Having initially switched over for practical reasons, they have discovered that the joy and comfort of driving electric far surpasses their expectations. Now they gather online to share tips, tricks and distance records. Originally just individual drivers, they are now proudly part of an entire community.
When the holidays are approaching, time is of the essence: in Facebook groups exclusively dedicated to drivers of a Renault ZOE, users exchange the need-to-know locations that offer fast charging at very low prices for the long journeys ahead.
Among these connoisseurs, several of whom have owned a ZOE for several years, long distances are no longer a cause of anxiety. « Safely arrived in Brittany after 890 km », Denis is delighted to announce, for example, in the Facebook group « Francophone Renault ZOE. » In the comments that follow, users discuss the best way to approach such a trip. The general consensus is that all you need to do is favour back roads over motorways, and to take advantage of charging breaks for meals or tourism. « That must add up to 100 euros not spent on petrol, and as much saved on tolls », approves Jerome, another member of the group and owner of a ZOE.
Comparing combustion-engine and electric cars is a source of amusement for these enthusiasts. They share screenshots of their service invoices, accompanied by emoticons and bemused comments. « Less than €40 for 93,373 km and a little over 5 years 😂 », David teases, responding to a conversation about maintenance costs. On the attached bill, you remark the simplicity of the work done: servicing consists mostly of a few inspections, along with the refilling of brake and washer fluids.
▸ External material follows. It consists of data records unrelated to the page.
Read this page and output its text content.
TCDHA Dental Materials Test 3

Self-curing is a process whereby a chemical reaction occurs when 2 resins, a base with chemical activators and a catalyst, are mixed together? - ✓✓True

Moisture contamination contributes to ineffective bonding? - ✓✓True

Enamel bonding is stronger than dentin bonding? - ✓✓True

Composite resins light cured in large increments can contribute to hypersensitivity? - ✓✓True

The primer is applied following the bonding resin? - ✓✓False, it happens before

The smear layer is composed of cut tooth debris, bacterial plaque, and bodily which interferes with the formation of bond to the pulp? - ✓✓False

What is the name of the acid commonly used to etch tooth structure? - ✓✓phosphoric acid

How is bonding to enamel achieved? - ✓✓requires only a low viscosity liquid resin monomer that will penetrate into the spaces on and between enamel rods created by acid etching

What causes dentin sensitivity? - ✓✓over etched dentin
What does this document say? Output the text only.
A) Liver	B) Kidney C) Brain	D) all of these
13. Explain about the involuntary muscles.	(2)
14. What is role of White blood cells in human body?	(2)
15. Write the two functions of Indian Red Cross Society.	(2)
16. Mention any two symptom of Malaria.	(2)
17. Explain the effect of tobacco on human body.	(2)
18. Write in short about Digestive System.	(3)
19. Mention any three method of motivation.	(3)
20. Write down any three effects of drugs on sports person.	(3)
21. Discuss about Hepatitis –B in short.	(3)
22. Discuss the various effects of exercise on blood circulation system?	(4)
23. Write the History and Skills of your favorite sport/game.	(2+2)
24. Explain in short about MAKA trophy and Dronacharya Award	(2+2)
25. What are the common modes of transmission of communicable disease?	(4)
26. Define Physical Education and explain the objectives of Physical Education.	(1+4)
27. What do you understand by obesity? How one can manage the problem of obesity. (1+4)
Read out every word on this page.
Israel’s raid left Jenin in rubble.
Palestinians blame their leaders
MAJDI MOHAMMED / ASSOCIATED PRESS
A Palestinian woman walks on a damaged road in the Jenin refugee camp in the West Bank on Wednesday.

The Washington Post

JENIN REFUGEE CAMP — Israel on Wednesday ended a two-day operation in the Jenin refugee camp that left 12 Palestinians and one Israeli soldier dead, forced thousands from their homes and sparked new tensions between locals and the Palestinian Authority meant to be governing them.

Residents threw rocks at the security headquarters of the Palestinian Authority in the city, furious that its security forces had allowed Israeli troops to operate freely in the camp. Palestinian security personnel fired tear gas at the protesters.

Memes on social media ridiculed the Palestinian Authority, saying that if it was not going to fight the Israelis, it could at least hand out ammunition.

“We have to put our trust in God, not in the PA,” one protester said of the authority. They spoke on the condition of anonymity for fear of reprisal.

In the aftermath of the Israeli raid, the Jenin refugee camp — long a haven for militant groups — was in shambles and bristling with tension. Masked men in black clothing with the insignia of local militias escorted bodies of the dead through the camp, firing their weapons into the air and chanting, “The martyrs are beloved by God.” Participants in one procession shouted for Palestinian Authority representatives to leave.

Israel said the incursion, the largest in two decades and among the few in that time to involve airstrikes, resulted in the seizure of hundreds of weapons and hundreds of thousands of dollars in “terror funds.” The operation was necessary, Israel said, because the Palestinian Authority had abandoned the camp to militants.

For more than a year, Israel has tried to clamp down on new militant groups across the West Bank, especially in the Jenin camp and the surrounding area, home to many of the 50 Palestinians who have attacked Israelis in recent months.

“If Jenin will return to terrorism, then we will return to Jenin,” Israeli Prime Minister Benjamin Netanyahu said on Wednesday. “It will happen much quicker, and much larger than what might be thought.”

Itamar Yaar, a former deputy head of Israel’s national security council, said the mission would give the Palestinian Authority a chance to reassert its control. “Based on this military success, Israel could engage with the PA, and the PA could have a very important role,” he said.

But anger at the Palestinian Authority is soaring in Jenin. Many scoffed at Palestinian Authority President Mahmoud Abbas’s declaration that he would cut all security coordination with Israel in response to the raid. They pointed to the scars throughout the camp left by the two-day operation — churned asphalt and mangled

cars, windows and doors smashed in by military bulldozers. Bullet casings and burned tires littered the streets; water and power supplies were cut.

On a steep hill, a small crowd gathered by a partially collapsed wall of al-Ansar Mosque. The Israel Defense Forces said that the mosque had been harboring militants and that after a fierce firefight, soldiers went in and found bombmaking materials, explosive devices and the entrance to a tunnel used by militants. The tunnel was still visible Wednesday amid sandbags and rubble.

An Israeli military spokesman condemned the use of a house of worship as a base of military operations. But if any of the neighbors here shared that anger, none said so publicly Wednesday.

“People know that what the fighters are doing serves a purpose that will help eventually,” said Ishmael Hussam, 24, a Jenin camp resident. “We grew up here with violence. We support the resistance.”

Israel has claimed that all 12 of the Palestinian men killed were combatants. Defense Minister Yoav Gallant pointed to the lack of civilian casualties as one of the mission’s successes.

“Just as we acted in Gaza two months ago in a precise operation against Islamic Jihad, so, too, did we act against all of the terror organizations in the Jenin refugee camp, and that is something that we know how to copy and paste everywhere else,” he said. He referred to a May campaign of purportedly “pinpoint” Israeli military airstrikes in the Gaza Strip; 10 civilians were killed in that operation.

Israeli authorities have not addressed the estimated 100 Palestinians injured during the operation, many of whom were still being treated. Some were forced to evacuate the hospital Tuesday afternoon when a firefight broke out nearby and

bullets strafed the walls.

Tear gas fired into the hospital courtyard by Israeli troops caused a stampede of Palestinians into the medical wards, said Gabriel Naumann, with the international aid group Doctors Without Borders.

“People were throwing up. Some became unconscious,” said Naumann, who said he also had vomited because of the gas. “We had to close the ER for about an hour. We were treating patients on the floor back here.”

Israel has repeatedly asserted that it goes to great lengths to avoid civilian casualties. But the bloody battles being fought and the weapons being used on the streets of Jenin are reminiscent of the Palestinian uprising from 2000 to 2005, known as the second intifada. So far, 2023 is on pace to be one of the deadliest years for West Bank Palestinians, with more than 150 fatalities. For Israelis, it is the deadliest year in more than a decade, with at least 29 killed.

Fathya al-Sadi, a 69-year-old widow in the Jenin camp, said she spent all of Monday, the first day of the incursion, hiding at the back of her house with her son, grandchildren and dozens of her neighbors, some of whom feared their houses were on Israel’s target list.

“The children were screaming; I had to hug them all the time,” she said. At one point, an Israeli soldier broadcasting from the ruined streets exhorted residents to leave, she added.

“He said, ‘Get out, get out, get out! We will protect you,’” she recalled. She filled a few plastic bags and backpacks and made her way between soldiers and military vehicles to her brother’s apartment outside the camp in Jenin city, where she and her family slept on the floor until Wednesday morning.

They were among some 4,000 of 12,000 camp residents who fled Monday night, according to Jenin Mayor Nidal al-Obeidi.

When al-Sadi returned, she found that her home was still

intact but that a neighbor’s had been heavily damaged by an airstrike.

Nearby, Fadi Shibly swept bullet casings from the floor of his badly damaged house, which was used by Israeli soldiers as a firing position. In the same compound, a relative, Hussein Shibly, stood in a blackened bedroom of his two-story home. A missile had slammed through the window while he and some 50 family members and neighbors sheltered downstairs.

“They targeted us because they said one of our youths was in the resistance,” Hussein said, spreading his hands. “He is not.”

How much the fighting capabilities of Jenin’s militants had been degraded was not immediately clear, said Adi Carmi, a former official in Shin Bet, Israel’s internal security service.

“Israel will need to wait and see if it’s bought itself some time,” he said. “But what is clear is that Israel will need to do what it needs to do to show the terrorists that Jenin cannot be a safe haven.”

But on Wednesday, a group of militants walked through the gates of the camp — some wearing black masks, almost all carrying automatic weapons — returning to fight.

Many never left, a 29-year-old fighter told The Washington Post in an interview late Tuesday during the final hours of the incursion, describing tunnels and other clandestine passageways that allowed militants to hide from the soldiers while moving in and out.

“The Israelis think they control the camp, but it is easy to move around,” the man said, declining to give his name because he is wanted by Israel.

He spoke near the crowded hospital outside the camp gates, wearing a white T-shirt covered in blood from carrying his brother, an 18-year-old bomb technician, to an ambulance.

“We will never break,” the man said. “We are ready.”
It’s impossible to go back from that. For many, their goal goes as far as making electric their only means of transportation for private use. « I’ve had my ZOE for a year. I bought it at first with the idea of making it my car for local travel, while keeping our other car for holidays or long distances. One year and 30,000 kilometres later, we only have a single car », attests Marie-Louise, an English member of the online group « Renault Zoe Owners Club. »
The relationship forged is not simply a practical one: reading through these messages, you realise that these drivers have a real affection for their electric cars. Some drivers give their ZOE a nickname, as if the car had its own playful and easy-going personality. Those who drive their electric car for the first time are shocked to hear some traffic sounds that they had forgotten about. Others enjoy the linear acceleration unique to electric motors that gives the ZOE its defining vigorous yet silent quality.
Fans also praise the comfort of its interior for the driver and passengers. Occasionally, they venture out with it over unexpected terrain, like this ZOE converted into an ambulance taxi that runs missions on forest roads.
Reports of breakdowns or technical issues are rare. There’s no need to deal with oil changes, spark plugs or a gearbox. Practical conversations instead revolve around recharging and eco-driving: neophytes want to understand how to best access public charging points, while savvier enthusiasts keep track of their kWh consumption and debate the potential positive impacts of limiting their speed to 80 Km/h on the range of their vehicles.
In these communities, newcomers are welcomed with kindness and there is people rejoice when a loved one takes the plunge.
« My mother now has an electric car named Deborah. I’m so proud! » Daisyboof exclaims from Bythorn in the English countryside.
Beyond the pleasure of a shared passion, promoting the electric car is the best way for its followers to make it accessible to the greatest number of people possible. Beyond the joy of others sharing their love, they see the opportunity to benefit from infrastructure ever more tailored to their needs.